Not really. You could check for support for the ARB_timer_query extension specifically, which is supported by Nvidia’s OGL 2.1 GPUs, but not AMD’s or shiver Intel’s older GPUs. It’s worth noting that according to the Steam Hardware Survey, the number of people having GPUs that don’t support OGL3 is 2.22%, and a large chunk of those either don’t have powerful enough hardware to run your game and/or have Nvidia’s OGL 2.1 GPUs.

The profiler already avoids stalls completely by checking if the result is already available, so it never has to freeze the CPU thread. It buffers query objects for as long as it needs before reading them back, which is generally 1 or 2 frames.
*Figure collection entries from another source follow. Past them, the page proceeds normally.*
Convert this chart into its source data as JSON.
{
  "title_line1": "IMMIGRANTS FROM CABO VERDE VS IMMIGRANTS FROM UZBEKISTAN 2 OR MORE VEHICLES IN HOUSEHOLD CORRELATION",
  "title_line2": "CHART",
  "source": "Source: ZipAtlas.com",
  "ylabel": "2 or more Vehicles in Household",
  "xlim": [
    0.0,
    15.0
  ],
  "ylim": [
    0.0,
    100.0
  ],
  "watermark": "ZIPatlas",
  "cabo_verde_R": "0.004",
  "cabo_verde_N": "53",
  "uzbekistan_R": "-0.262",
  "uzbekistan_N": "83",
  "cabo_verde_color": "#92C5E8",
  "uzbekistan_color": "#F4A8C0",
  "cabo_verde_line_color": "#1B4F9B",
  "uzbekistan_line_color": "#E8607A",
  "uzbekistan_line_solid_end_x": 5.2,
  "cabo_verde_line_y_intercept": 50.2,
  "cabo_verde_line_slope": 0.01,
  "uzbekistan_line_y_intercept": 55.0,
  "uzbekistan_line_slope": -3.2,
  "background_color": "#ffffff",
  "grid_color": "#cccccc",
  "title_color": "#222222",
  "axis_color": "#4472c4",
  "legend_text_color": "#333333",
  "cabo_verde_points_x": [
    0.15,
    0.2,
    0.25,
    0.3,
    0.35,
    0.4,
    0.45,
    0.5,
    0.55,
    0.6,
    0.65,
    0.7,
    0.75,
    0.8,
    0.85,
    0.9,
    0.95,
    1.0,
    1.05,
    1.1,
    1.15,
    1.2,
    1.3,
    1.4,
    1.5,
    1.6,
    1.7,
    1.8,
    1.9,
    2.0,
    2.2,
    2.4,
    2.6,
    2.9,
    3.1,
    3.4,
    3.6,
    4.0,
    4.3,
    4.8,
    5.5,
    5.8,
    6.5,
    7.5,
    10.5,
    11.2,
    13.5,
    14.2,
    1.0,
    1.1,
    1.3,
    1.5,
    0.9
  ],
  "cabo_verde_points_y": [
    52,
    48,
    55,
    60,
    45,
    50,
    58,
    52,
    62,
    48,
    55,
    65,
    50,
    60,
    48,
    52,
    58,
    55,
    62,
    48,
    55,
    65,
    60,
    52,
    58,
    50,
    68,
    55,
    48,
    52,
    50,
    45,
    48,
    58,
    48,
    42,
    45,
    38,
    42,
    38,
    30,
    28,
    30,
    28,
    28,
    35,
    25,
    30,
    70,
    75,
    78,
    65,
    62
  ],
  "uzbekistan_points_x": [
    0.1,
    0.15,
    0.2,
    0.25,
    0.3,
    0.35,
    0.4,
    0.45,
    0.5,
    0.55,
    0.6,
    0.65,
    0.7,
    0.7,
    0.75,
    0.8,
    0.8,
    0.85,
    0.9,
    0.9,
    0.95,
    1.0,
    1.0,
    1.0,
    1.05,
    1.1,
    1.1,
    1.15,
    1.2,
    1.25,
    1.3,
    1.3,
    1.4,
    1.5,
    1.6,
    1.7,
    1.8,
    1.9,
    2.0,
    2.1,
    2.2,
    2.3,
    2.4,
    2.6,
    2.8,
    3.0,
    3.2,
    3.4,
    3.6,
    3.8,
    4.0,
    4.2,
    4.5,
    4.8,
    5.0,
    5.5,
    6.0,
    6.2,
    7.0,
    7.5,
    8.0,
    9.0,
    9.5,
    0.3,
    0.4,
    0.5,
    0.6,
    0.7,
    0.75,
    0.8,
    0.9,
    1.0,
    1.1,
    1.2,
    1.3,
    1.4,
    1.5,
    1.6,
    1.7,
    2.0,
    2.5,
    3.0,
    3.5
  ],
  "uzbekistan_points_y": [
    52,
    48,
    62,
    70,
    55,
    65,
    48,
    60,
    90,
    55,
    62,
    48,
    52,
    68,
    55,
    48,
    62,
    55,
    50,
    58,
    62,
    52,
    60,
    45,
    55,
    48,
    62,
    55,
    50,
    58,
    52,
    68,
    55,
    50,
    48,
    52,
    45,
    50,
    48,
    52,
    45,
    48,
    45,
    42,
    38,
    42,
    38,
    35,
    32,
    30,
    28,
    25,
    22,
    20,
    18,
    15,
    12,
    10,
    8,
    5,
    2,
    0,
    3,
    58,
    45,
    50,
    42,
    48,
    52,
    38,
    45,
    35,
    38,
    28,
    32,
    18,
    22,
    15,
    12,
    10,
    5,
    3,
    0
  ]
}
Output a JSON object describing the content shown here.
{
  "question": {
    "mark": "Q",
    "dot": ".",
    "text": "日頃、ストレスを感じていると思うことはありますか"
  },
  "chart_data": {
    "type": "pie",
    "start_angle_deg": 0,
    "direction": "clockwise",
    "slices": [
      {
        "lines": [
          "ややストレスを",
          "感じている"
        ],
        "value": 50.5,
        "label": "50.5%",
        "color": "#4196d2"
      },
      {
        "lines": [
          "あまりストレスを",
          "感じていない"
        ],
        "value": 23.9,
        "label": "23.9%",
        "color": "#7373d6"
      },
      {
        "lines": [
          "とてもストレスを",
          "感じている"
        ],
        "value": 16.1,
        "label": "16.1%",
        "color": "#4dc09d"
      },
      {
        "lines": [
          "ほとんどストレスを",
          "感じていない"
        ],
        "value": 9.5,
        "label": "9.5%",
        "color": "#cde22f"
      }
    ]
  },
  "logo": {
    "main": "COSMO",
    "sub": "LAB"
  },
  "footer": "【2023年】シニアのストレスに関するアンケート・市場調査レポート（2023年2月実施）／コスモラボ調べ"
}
It makes no sense to combine this with a CPU time profiler, as that information is 1) useless if we’re GPU limited (random OGL commands will stall giving inaccurate results) and 2) we’re usually not interested in profiling both CPU and GPU performance at the same granularity. It makes no sense to do GPU profiling of your CPU-side game logic. I do have a separate CPU profiler which does the same but for CPU time, minus the delayed readback, and my threading library has per-thread profiling of tasks.

I have no idea why this is relevant. You most likely only make your OpenGL calls from a single thread, so why worry about multithreading? You insert these time stamp queries into the command queue of OpenGL so that you can get at what time THE GPU reaches that part of the command queue, so even if you make your queries from multiple OpenGL contexts/threads, you’d still be inserting all these queries into the same command queue. I don’t get what your problem is. Of course, there’s no guarantee of the ordering of OpenGL calls made from different threads unless you force it using glFinish() or so.

basil · November 10, 2014, 12:48am

i’m not talking about sending queries form different threads to a shared que, that’s pretty much pointless and asking for trouble. a shared gl-context has it’s own command que. same point profiling that as any other.

ofc, profiling the cpu at the same time is only interesting when you do cpu heavy stuff side by side, or chase performance hogs.

theagentd · November 10, 2014, 12:51am

You can have thread-local profiler instances in that case.